Nach inoffiziellen Schätzungen sind etwa 95 % der Irakis Muslime (Sunniten und Schiiten). Unter den religiösen Minderheiten befinden sich unter anderem Aleviten, Baha’i, Christen, Jesiden und Juden.
Wie viele Atheisten im Irak leben, ist nicht bekannt und wäre durch behördliche Befragungen auch nicht zu ermitteln. Zwar ist es gesetzlich nicht verboten, Atheist zu sein, dennoch würden sich "Ungläubige" bei offiziellen Befragungen vermutlich nicht als solche zu erkennen geben, aus Angst vor Anfeindungen. In den vom IS besetzten Gebieten käme es einem selbst unterzeichneten Todesurteil gleich.
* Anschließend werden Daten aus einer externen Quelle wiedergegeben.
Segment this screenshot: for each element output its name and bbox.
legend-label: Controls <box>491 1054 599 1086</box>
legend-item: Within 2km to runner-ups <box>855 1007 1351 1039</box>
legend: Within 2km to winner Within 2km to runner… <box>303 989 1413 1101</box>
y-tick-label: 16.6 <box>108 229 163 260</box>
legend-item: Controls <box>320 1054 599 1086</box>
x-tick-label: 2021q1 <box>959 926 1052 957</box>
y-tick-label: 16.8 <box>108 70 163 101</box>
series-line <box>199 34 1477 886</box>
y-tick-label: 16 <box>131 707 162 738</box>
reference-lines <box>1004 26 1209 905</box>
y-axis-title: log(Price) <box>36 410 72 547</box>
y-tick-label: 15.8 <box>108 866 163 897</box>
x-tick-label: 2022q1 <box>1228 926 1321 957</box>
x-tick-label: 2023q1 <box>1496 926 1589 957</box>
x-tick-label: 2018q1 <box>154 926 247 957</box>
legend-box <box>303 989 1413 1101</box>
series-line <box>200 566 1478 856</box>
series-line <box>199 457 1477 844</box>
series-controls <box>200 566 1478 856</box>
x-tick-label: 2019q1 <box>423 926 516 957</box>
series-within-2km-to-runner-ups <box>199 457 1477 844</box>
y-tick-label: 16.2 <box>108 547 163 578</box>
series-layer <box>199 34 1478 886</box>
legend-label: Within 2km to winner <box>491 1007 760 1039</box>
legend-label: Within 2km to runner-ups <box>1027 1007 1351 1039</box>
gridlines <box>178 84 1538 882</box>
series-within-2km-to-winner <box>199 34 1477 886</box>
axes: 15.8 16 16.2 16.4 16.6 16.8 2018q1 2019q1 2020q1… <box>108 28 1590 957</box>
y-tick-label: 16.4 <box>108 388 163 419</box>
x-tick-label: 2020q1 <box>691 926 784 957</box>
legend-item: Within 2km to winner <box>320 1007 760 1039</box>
Einen möglichen Hinweis auf den prozentualen Anteil von Atheisten im Irak liefert eine ebenfalls inoffizielle Umfrage aus dem Jahr 2011. Damals fragte die kurdische Nachrichtenagentur AKnews ihre Leserinnen und Leser, ob sie an Gott glauben. Das Ergebnis überraschte auch die Agentur. Nur 67 % antworteten mit "ja", 21% mit "eher ja", 4% mit "eher nein", und 7% mit einem klaren "nein". Atheisten in der Region gehen davon aus, dass eine aktuellere Umfrage vermutlich noch höhere Prozentzahlen für Atheisten und Agnostiker ergäbe.
Das Mindeste, mit dem Atheisten im Irak rechnen müssen, ist Unverständnis. Für viele gläubige Muslime ist es schlicht nicht vorstellbar, dass jemand nicht an Gott glauben kann. Hinter der zunehmenden Zahl von Atheisten vermuten einige daher gar ausländische Mächte am Werk, die die religiös-moralische Integrität des Staates zersetzen wollen. Atheisten stehen unter dem Verdacht, "unmoralisch" zu sein, ihnen drohen soziale Ächtung und der Verlust des Arbeitsplatzes. Auch Morddrohungen sind nicht selten, wenn auch seltener als gegenüber Kovertiten zu anderen Glaubensrichtungen.
Streng gläubige irakische Muslime halten Atheismus für strafrechtlich relevant und berufen sich hierbei auf § 372 des irakischen Strafgesetzbuches, in dem das Thema Blasphemie behandelt wird. Unter den aufgelisteten strafbaren Handlungen werden Apostasie und Atheismus zwar an keiner Stelle erwähnt. Ungeachtet dessen ist es für streng gläubige Muslime bereits Gotteslästerung, wenn jemand nicht an Allah glaubt. Schließlich ist der Abfall vom Glauben laut Hadithen und Idschmāʿ islamrechtlich mit der Todesstrafe zu ahnden.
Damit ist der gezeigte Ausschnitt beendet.